Of these, however, Ishmael and the sons of Keturah moved southward into the desert, out of the reach of the cultured Canaanites and the domination of Babylonia. Isaac, too, the son of his Babylonian wife, seemed bent upon following their example. He established himself on the skirts of the southern wilderness, not far on the one hand from the borders of Palestine, nor on the other from the block of mountains within which was the desert sanctuary of Kadesh-barnea. His sons Esau and Jacob shared the desert and the cultivated land between them. Esau planted himself among the barren heights of Mount Seir, subjugating or assimilating its Horite and Amalekite inhabitants, and securing the road which carried the trade of Syria to the Red Sea; while Jacob sought his wives among the settled Aramæans of Harran, and, like Abraham, pitched his tent in Canaan. At Shechem, in the heart of Canaan, he purchased a field, not, as in the case of Abraham, for the sake of burial, but in order that he might live upon it in tent or house, and secure a spring of water for his own possession.

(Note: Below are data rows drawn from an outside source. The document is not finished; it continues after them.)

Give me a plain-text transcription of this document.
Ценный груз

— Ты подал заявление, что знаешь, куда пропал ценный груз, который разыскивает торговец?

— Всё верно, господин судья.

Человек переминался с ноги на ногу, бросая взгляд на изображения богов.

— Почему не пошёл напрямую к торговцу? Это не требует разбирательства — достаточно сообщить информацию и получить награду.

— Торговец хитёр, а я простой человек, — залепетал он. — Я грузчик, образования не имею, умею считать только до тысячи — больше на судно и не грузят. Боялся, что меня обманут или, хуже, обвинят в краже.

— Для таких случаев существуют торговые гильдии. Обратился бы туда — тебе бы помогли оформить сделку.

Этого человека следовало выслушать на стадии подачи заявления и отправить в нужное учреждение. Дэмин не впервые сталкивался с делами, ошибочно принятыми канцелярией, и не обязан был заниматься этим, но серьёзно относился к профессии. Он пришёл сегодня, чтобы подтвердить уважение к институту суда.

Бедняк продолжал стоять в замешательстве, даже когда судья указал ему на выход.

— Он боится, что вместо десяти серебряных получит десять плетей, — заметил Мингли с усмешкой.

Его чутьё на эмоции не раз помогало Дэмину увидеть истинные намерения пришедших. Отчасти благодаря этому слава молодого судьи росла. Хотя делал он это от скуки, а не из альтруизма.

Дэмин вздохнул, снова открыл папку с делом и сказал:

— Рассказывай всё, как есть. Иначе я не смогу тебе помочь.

In Jacob the Israelites saw their peculiar ancestor. His twelve sons became the fathers and representatives of the twelve tribes of Israel, and his own name was changed to that of Israel. The inscribed tablets of early Babylonia have taught us that both Israel and Ishmael were the names of individuals in the Patriarchal age, not the names of tribes or peoples, and consequently the Israelites, like the Ishmaelites, of a later day must have been the descendants of an individual Israel and Ishmael as the Old Testament records assert. Already in the reign of the Babylonian king Ammi-zadok, the fourth successor of Amraphel, the contemporary of Abraham, a high-priest in the district of northern Chaldasa assigned to "Amorite" settlers from Canaan, bore the name of Sar-ilu or Israel.[1]